On double descent and complexity

Table of Contents

The story

A few years ago I made this poster for a course I took with [0]. There I decided to use compression as a proxy for the complexity of a ML model. I think I got the idea from [1].

The task here was to learn an image using some fancy spectral features and a linear model, and we observed the double descent phenomenon, for the over-parameterized regime we selected the minimum l2 norm solution for the model.

Risks

A little brush up on terminology:

Empirical Risk ($\hat R_n(h)$): The training error. It is the average loss over the $n$ samples used for training:
$$\hat R_n(h)=\frac{1}{n}\sum_{i=1}^n \ell(h(x_i),y_i)$$
True Risk ($R(h)$): The generalization error (expected loss) over the full distribution $D$. We approximate this using the test error.:
$$R(h)= \mathbb{E}_{(x,y) \sim D}[\ell(h(x),y)]$$

Double Descent

These are the two graphs I made back then:

Compression versus model capacity showing the relationship between model size (as file size of the learned image) and number of parameters. This experiment was the first one to contradict my intuition that the larger the model, the more complex it would be.

What I did not notice at the time was how closely related my two graphs were; if I subtracted the empirical risk from the true risk, I obtained something very similar to the compression graph.

(true - empirical) risk and complexity versus model capacity.

Generalization

I later found [2], which analyzes double descent from the perspective of compression and provides bounds that relate true risk to compression. This video [3] by Ilya also touches on this point.

Fitting a power law merging risk vs. capacity graphs by capacity yields something like:

Power law fit to compression versus capacity data, showing the $\text{(True - Empirical) Risk} = \alpha \cdot \text{Complexity}^\beta$ relationship

Using this power law, I can somewhat predict generalization, which is interesting in itself.

True risk using the predictive compression-based power law relationship.

Bounds

Traditional PAC bounds tell us that if some reasonable hypotheses are true, then, with probability at least $1 - \delta$,

$$ R(h) \le \hat R_n(h) + \sqrt{\frac{\log \frac{1}{P(h)} + \log \frac{1}{\delta}}{2n}}. $$

We can use a Solomonoff prior for $P(h) = 2^{-K(h|A)}$, where $K(h|A)$ is the Kolmogorov complexity.

What we are doing here is applying Occam’s razor (The simplest explanation is usually the best one) mathematically. This leaves us with:

$$R(h) \le \hat R_n(h) + \sqrt{\frac{K(h|A) + \log \frac{1}{\delta}}{2n}}.$$

The meaning of this, roughly, is that the generalization error is bounded by the training error plus a term that depends on the complexity of the model, if the number of samples remains constant.

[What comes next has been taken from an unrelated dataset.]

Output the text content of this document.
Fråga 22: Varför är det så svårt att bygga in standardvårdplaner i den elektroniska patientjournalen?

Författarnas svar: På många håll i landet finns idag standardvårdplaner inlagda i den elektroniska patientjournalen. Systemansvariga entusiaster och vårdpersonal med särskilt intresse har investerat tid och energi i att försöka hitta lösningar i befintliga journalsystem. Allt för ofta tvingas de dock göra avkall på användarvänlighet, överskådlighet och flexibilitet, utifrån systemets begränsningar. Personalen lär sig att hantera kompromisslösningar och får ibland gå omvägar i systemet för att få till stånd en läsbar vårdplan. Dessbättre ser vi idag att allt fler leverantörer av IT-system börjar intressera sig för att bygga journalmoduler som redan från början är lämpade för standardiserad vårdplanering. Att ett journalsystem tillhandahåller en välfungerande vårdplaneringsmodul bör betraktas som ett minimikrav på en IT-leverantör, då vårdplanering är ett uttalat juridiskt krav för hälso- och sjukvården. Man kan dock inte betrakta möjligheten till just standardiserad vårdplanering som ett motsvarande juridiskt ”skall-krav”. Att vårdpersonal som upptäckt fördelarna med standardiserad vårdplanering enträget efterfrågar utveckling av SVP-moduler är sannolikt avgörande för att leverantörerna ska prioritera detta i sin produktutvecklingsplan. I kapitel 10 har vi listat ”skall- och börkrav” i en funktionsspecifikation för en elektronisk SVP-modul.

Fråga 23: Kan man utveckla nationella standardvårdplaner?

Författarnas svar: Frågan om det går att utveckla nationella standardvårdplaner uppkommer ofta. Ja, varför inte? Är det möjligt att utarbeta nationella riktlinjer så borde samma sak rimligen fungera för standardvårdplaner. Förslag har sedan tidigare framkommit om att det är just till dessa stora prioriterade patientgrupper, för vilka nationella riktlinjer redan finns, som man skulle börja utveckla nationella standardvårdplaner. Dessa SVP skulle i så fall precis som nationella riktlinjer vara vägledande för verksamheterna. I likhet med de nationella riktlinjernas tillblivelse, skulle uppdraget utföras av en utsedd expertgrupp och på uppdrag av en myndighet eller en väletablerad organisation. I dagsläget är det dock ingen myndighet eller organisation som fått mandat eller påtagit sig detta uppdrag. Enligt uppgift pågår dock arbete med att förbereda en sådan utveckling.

I’m loosely borrowing from [2] and [4] so please check them out for more details.

Is the Solomonoff prior always a good inductive bias?

Not always, the Data Generating Process is king after all, but in the absence of other information, Occam’s razor sounds like a reasonable assumption. Nature tends to favor simplicity.

A little aside, the Kolmogorov complexity is incomputable, but we can approximate it with compression, that’s how we tie all this together.

Are codecs good ML models then?

No.

What is not so surprising is that JPEG is good at compressing natural images. Codecs are highly optimized for their domains (image, video, audio), so they are naturally good compressors. But they are no good for ML mainly because they are not differentiable in several places.

The Huffman coding is not differentiable and handles much of the structural compression. You could use the DCT for feature extraction, and while quantizing DCT coefficients acts as a sort of $L_0$ regularization, forcing simplicity, it is also not differentiable. The color space transform is just a base change, totally learnable, so it does not make sense to use it as-is.

Codecs in general are not good models because they evolved via artificial selection for a related but different task, they only “train” on the test set.

References

[0] https://mate.dm.uba.ar/~pgroisma/

[1] D. Teney, A. Nicolicioiu, V. Hartmann, and E. Abbasnejad, “Neural Redshift: Random Networks are not Random Functions,” arXiv preprint arXiv:2403.02241, 2024.

[2] A. G. Wilson, “Deep Learning is Not So Mysterious or Different,” arXiv preprint arXiv:2503.02113, 2025.

[3] I. Sutskever, “An Observation on Generalization,” presented at Sequoia Capital AI Ascent 2024. https://www.youtube.com/watch?v=AKMuA_TVz3A

[4] P. Alquier, “User-friendly introduction to PAC-Bayes bounds,” arXiv preprint arXiv:2110.11216, 2021.